Khan announced that day-netting facilities may soon be introduced for fundamentally strong listed companies. Once implemented, investors will be able to buy and sell shares of eligible companies on the same trading day.
He said the proposal was recently made by the association of brokerage house owners. However, given the current market conditions, it is not feasible to introduce the facility for all listed shares.
"We are considering introducing the facility initially for high-quality companies, possibly the top 30 companies," he said.
To develop the bond market, the BSEC plans to list bonds on the main board instead of the Alternative Trading Board (ATB).
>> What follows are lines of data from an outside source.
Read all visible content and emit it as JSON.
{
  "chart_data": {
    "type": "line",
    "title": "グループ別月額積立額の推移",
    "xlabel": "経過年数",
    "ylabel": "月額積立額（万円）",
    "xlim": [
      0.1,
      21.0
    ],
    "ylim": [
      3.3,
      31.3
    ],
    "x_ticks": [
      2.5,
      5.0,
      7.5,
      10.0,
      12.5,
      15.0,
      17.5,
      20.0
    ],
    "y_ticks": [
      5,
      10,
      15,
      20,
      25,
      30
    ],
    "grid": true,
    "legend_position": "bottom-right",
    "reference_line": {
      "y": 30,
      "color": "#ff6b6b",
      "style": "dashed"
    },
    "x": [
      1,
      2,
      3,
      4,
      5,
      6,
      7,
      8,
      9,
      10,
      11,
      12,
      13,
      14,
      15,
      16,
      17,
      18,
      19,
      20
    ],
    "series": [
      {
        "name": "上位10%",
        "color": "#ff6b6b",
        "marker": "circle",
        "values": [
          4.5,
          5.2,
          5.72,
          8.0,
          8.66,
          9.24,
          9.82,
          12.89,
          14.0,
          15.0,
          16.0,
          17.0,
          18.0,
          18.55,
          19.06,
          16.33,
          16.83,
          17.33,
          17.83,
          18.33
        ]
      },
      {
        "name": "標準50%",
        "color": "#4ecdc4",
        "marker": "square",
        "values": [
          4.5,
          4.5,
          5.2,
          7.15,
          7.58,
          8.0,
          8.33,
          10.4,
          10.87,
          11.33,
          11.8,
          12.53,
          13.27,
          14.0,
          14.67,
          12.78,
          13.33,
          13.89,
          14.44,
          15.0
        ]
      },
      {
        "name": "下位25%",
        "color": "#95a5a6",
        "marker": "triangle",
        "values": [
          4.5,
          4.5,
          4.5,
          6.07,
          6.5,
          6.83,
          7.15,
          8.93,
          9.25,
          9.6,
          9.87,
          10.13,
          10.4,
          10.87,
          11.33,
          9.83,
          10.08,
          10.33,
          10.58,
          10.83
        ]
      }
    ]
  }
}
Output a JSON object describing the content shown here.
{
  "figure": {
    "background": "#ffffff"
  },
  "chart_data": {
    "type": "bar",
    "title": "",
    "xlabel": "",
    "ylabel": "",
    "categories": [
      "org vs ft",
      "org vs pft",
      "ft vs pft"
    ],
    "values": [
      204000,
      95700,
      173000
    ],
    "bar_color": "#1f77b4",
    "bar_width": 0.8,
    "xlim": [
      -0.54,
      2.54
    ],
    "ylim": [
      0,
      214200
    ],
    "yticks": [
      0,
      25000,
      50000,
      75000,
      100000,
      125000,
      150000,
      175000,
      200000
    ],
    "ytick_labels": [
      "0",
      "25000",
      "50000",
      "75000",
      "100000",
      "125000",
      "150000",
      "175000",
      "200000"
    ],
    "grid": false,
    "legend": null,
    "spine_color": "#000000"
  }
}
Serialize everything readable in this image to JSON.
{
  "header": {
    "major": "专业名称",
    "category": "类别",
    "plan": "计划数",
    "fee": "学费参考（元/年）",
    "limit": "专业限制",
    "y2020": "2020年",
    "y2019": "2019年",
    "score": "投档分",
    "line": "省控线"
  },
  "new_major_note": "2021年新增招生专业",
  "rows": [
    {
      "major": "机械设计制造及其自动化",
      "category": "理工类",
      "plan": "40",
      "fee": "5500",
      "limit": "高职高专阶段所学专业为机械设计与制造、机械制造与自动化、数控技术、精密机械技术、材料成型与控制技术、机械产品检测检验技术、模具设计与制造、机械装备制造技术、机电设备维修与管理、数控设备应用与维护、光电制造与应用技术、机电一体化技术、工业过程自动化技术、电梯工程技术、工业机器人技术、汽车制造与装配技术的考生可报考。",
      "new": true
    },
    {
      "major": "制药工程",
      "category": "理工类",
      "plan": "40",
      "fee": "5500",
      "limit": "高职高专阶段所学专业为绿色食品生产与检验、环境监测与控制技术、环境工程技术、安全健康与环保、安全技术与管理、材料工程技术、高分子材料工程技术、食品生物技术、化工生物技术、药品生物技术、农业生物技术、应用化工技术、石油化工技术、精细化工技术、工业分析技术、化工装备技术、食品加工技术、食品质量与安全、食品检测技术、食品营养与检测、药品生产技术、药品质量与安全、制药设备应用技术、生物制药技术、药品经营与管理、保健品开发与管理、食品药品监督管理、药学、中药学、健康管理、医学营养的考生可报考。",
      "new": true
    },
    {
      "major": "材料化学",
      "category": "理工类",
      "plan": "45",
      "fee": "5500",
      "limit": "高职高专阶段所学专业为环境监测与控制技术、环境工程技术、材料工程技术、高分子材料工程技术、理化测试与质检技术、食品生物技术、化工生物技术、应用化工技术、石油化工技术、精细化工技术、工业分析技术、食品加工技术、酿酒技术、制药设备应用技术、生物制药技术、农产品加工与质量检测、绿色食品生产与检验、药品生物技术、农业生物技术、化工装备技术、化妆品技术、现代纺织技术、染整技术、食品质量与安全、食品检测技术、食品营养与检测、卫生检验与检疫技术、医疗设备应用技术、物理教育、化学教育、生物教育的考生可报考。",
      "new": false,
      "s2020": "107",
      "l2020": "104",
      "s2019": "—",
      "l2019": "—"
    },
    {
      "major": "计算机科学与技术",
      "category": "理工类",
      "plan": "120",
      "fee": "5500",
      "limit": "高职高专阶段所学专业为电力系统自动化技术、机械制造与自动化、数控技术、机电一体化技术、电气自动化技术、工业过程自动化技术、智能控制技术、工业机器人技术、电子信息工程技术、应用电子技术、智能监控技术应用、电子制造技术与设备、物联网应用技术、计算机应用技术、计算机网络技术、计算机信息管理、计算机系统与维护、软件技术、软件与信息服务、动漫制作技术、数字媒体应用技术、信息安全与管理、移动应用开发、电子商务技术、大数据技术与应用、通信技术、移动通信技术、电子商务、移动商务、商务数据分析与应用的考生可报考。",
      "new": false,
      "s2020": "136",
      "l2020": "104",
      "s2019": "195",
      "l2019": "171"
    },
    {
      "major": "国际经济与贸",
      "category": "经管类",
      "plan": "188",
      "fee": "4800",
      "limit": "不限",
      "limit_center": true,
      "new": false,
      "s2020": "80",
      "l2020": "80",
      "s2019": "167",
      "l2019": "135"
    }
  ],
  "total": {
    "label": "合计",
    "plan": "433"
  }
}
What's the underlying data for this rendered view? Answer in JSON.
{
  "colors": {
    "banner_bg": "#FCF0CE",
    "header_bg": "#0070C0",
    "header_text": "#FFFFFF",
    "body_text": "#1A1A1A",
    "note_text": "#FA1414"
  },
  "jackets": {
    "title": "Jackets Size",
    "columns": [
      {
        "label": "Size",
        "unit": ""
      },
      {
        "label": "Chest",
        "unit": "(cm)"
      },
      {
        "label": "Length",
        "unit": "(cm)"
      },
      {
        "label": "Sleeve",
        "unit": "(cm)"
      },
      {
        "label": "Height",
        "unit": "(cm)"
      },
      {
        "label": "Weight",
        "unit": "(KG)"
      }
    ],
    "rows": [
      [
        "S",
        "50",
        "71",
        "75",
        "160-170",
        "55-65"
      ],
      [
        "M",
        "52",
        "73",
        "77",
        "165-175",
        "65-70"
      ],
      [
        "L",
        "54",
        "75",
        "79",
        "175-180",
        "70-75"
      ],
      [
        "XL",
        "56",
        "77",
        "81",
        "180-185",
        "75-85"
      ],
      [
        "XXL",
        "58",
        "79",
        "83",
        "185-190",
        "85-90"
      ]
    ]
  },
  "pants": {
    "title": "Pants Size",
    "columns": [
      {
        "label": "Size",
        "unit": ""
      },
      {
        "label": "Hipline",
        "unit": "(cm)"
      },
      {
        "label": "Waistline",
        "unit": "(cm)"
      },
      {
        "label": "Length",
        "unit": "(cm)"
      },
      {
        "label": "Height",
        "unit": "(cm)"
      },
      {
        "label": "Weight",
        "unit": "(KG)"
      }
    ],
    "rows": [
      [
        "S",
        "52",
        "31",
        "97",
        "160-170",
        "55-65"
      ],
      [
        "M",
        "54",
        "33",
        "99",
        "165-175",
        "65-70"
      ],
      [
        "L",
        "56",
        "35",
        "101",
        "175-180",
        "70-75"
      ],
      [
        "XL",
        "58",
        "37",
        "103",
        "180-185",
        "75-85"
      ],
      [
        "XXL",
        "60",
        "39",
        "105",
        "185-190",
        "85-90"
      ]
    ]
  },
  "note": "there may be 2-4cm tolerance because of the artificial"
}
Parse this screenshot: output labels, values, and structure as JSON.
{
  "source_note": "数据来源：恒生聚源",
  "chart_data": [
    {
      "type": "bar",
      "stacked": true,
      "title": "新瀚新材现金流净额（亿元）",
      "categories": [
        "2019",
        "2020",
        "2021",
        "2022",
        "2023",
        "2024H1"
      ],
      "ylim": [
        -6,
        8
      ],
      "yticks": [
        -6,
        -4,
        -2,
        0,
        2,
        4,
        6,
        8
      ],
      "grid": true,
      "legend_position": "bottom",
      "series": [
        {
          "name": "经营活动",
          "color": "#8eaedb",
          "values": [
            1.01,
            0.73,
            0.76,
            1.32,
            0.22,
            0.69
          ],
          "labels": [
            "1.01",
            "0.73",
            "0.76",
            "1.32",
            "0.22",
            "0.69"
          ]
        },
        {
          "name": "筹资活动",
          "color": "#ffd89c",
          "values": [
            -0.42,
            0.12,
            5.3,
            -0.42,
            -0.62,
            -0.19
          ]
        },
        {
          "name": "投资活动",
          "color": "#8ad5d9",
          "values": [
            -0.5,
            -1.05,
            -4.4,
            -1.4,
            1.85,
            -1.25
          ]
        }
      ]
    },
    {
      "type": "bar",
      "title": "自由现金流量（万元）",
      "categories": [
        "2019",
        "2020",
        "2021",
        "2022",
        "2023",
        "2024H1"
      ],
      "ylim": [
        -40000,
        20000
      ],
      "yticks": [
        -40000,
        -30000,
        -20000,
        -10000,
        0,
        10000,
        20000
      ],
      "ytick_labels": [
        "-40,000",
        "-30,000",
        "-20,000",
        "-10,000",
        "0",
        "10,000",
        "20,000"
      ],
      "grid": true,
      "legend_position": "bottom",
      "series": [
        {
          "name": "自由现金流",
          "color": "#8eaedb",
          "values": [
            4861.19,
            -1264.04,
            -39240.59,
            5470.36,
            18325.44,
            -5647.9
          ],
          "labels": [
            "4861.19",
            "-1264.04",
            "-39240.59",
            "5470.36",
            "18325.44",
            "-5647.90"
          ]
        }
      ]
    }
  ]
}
The commission is also actively working to introduce derivatives trading, which Khan said is essential for the market.
Regarding suspended companies, Khan said no country in the world allows trading of shares of companies that have ceased operations.
"Therefore, we will take steps to stop trading in the shares of companies that have halted production," he said, adding that several other initiatives are also being undertaken to improve the market.
He said reforms have already begun in the management of the capital market. The Dhaka Stock Exchange (DSE) has been empowered to strengthen market oversight.
Under the listing regulations, the stock exchange will be able to take regulatory actions without prior approval from the BSEC. Instead, it will inform the commission after making a decision.
Speaking about the mutual fund sector, Khan said the BSEC would amend the mutual fund regulations to strengthen the industry.
He also said the commission plans to introduce a financial adviser certification similar to those in developed markets. Certified advisers will be authorised to provide paid investment advice on stock investments.
Regarding easing the initial public offering (IPO) process, he said the Public Issue Rules would also be revised.
Companies seeking to raise funds through IPOs currently face lengthy delays and extensive documentation requirements. As a result, many businesses prefer bank loans as an easier financing option.
To address this, the IPO process will be simplified, he said.
Khan also said that in the future, large companies such as Unilever and Incepta would be allowed to enter the market through direct listing.
The relevant laws governing direct listing will also be amended so that private sector companies can use this mechanism to list on the stock exchange.
He further said the existing margin loan policy contains so many conditions that it has become difficult for investors to obtain margin financing.